It’s a harsh and drastic measure to take but just about everyone (including event coordinators and guest speakers) have been annoyed by, loud, talkative attendees who seem intent on having their own event while the actual event they came to plays out around them. If I had a dime for every time this happened at a conference, I’d buy an island in the South Pacific.
Kazutaka Kurihara of the National Institute of Advanced Industrial Science and Technology and Koji Tsukada of Ochanomizu University, believe they have the answer for silencing the big mouths of the world.
It works like this:
Psychologists discovered years ago that it is virtually impossible to speak when your words are replayed to you with a delay of a fraction of a second.
The device that Kurihara and Tsukada have engineered does just that (and it only takes a microphone and a speaker).

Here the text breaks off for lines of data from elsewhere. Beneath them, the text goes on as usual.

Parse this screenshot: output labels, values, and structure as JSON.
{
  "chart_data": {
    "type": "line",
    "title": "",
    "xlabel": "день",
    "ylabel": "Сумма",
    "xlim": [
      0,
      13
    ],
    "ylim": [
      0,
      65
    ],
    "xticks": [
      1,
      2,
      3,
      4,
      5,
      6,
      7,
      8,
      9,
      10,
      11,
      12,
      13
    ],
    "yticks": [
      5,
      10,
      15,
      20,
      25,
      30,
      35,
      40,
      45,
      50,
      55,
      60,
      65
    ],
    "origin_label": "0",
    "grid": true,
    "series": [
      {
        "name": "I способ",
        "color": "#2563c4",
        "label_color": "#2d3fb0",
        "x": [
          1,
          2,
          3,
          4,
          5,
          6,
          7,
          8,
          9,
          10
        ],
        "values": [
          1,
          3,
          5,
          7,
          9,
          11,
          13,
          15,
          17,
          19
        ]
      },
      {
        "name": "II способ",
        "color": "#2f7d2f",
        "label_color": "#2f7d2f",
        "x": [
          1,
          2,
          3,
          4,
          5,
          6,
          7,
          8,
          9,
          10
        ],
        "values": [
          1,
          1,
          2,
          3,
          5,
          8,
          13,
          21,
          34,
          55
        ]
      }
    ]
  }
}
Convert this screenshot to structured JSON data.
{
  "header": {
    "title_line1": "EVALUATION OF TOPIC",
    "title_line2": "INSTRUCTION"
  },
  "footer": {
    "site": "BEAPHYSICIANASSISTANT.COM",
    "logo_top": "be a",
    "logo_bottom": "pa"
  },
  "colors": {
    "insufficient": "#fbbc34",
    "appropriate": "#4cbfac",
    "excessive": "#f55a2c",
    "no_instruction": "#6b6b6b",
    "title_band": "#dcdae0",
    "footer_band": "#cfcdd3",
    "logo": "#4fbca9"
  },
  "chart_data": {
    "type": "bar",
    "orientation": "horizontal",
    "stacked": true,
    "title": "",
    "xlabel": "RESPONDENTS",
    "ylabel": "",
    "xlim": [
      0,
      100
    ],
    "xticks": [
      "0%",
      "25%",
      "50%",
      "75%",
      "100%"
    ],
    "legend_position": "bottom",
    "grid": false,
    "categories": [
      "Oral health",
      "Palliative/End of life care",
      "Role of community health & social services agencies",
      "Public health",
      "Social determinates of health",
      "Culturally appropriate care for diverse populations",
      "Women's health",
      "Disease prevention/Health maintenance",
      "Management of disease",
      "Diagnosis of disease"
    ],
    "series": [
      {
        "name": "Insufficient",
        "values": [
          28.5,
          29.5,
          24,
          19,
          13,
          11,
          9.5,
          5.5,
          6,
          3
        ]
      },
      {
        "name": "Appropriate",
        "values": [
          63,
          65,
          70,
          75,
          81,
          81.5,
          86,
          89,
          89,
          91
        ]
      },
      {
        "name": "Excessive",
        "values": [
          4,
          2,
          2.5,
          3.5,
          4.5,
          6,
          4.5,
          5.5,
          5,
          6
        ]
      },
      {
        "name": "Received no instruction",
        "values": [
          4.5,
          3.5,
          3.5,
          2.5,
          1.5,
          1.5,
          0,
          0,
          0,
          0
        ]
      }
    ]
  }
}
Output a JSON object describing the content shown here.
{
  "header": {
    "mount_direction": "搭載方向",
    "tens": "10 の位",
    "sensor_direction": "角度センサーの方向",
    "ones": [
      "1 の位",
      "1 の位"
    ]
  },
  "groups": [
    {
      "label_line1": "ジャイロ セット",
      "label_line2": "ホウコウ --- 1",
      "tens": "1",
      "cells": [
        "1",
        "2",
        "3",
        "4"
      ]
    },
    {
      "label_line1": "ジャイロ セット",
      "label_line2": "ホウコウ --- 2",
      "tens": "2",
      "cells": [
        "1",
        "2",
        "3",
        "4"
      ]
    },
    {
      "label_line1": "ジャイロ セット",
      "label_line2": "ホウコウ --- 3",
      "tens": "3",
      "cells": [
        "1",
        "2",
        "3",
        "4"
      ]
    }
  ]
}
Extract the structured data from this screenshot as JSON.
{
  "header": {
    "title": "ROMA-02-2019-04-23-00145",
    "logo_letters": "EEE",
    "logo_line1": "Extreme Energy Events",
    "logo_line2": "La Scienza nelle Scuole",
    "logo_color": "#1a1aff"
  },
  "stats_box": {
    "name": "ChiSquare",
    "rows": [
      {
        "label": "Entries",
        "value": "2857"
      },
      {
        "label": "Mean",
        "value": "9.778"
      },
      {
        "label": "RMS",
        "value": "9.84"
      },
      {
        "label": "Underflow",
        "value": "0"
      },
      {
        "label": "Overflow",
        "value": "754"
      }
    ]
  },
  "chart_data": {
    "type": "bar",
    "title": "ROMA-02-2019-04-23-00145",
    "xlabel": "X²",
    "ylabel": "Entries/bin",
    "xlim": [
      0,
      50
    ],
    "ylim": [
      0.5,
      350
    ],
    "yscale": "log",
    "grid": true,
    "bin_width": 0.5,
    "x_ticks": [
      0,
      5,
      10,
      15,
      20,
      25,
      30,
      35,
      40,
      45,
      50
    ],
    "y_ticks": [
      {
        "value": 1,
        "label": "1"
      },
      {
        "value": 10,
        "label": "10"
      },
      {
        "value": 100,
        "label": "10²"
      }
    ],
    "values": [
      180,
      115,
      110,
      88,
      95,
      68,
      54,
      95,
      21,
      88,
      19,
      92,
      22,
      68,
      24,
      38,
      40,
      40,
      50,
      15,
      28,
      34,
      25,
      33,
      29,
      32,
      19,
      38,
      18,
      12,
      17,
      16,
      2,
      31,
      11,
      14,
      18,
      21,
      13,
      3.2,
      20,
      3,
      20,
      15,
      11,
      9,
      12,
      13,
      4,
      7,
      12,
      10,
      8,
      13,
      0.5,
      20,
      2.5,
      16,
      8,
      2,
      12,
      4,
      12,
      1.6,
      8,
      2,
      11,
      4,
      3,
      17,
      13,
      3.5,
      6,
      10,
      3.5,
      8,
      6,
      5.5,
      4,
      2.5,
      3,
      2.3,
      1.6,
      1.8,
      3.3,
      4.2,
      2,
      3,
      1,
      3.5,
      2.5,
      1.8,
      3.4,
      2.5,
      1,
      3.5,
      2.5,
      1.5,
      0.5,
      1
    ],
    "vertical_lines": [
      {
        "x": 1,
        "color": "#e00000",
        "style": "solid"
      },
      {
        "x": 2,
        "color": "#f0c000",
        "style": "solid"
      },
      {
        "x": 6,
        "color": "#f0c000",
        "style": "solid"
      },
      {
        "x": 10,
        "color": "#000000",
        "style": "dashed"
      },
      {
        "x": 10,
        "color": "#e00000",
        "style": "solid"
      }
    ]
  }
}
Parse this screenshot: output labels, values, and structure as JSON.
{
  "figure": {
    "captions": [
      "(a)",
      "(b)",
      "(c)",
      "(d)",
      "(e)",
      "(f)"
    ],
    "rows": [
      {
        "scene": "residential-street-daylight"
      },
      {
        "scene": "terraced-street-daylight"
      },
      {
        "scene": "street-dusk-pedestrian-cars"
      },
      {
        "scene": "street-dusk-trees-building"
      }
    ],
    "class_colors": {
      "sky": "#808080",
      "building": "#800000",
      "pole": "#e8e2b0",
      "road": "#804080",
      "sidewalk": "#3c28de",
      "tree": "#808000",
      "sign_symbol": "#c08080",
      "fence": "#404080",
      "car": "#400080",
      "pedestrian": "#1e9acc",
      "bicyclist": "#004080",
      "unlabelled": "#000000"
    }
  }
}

The contraption records the person’s voice and replays it for them in 0.2 seconds. The cool part, it can be aimed at the speaker for a distance like a gun.
The developers claim their device causes no discomfort (but if you’re zapping someone throwing your event off-schedule blabbing non-stop, I’m guessing their discomfort is the last thing you’re thinking about).
They also suggest their device be used to maintain silence in public libraries and to “facilitate discussion” in big meetings (that’s kind of scary in a dictatorial sort of way). Says the dynamic duo: “We have to establish and obey rules for proper turntaking when speaking.” Order of the highest degree.
Call me radical, but this could even be used on panels (for that speaker who drones on, and on, and on, and… ZAP!). Just a thought.
Would you use speech-jaming device at an event (perhaps for that one attendee who asks questions too long or out of turn?). This speech stun gun could turn up at an event near you.